I don't have a dad. I know it sounds weird but it feels weird to walk around and know that you no longer have a dad. I have always had 2 parents, even if they were not always around. Now I have one. It is a strange feeling. My Dad was an incredibly flawed man in some ways, and perfect in others. He made me feel adored sometimes, and ignored sometimes. I always knew he loved me though, in his way. He was very good to me when he was able to be, very generous and giving. For the past 3 months, he was very ill and nobody knew. It hurts to know that I was not able to be there for him while he was feeling so bad. But I expect it is the way he wanted it since he did not tell anyone. My dad was bigger than life in my eyes. When I was only ten, he went to prison for the 2nd time. He was not released until I was in high school. I remember the shock I felt when I realized he was not really all that tall. I had remembered him being very tall, and the most handsome man EVER. Nick Nolte has always been one of my favorite actors, I think because he reminds me so much of my dad. Ruggedly handsome. My daddy was handsome. And he could play a guitar!!! He loved music more than anything.

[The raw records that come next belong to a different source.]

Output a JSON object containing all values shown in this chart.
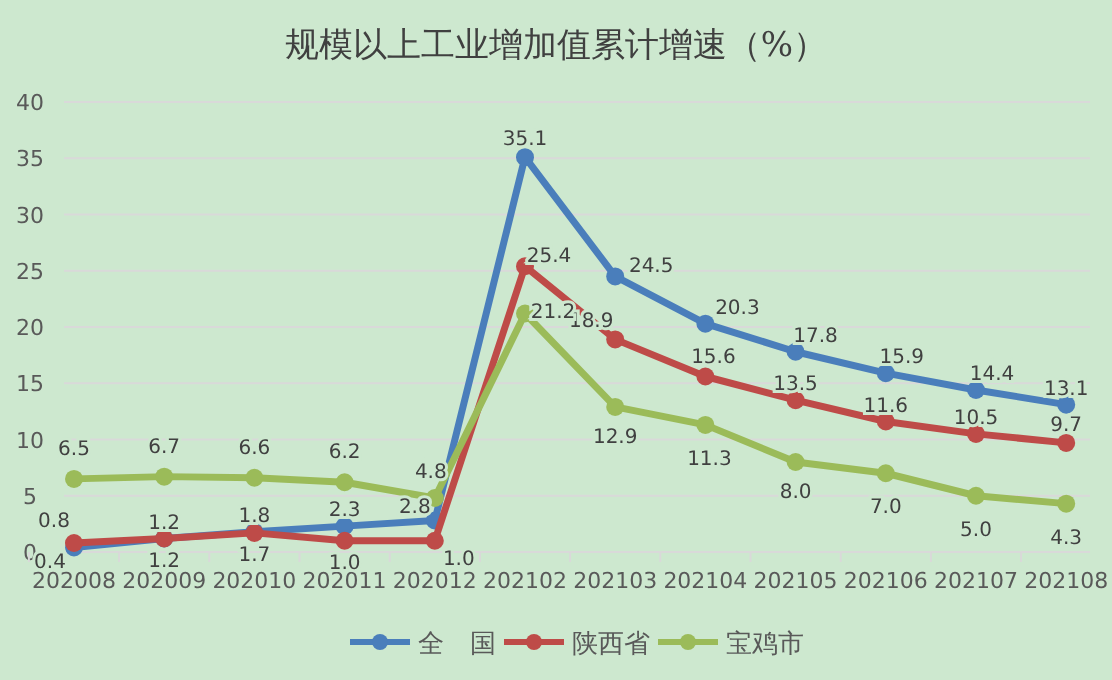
{
  "chart_data": {
    "type": "line",
    "title": "规模以上工业增加值累计增速（%）",
    "categories": [
      "202008",
      "202009",
      "202010",
      "202011",
      "202012",
      "202102",
      "202103",
      "202104",
      "202105",
      "202106",
      "202107",
      "202108"
    ],
    "series": [
      {
        "name": "全　国",
        "color": "#4a7ebb",
        "values": [
          0.4,
          1.2,
          1.8,
          2.3,
          2.8,
          35.1,
          24.5,
          20.3,
          17.8,
          15.9,
          14.4,
          13.1
        ],
        "value_labels": [
          "0.4",
          "1.2",
          "1.8",
          "2.3",
          "2.8",
          "35.1",
          "24.5",
          "20.3",
          "17.8",
          "15.9",
          "14.4",
          "13.1"
        ]
      },
      {
        "name": "陕西省",
        "color": "#be4b48",
        "values": [
          0.8,
          1.2,
          1.7,
          1.0,
          1.0,
          25.4,
          18.9,
          15.6,
          13.5,
          11.6,
          10.5,
          9.7
        ],
        "value_labels": [
          "0.8",
          "1.2",
          "1.7",
          "1.0",
          "1.0",
          "25.4",
          "18.9",
          "15.6",
          "13.5",
          "11.6",
          "10.5",
          "9.7"
        ]
      },
      {
        "name": "宝鸡市",
        "color": "#9bbb59",
        "values": [
          6.5,
          6.7,
          6.6,
          6.2,
          4.8,
          21.2,
          12.9,
          11.3,
          8.0,
          7.0,
          5.0,
          4.3
        ],
        "value_labels": [
          "6.5",
          "6.7",
          "6.6",
          "6.2",
          "4.8",
          "21.2",
          "12.9",
          "11.3",
          "8.0",
          "7.0",
          "5.0",
          "4.3"
        ]
      }
    ],
    "ylim": [
      0,
      40
    ],
    "yticks": [
      0,
      5,
      10,
      15,
      20,
      25,
      30,
      35,
      40
    ],
    "grid": "y",
    "legend": "bottom",
    "marker": "circle",
    "line_style": "solid"
  }
}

My dad was in prison again when he passed. So, no more prison walls for Daddy! He is now free forever. There are a lot of regrets. A whole lot of birthdays where I did not send a card. A whole host of Father's days where I could have showed him what he meant to me but didn't. Do you know how hard it is to stand in a Hallmark store and read card after card of "....you were always there for me daddy..." or "......you've taught me so much..."; cards that just never said what I wanted them to say. I would always get so frustrated and just leave the store. Now, the words just don't seem as important. It was the expression of care that was important. What a slap in the face to my father each father's day that no card came. I am ashamed of that. I have managed to forgive myself. It is a comfort knowing my dad is in heaven and could now care less about wordly things. That really helps me. I have learned now that there are no more excuses, if you care about someone you show them. Period. And I have learned acceptance. Accepting people for who they are and not who I want them to be. Not withholding love when the behavior isn't acceptable. Just loving, loving because we are family and we only get one of those. One mother, one father, one set of siblings. And we didn't get to pick them. So love them no matter what. Accept them just as they are because one day they will be gone. And when someone is gone, the goofy little things that mattered so much before don't seem to matter anymore. Rest daddy. You have earned it. I love you.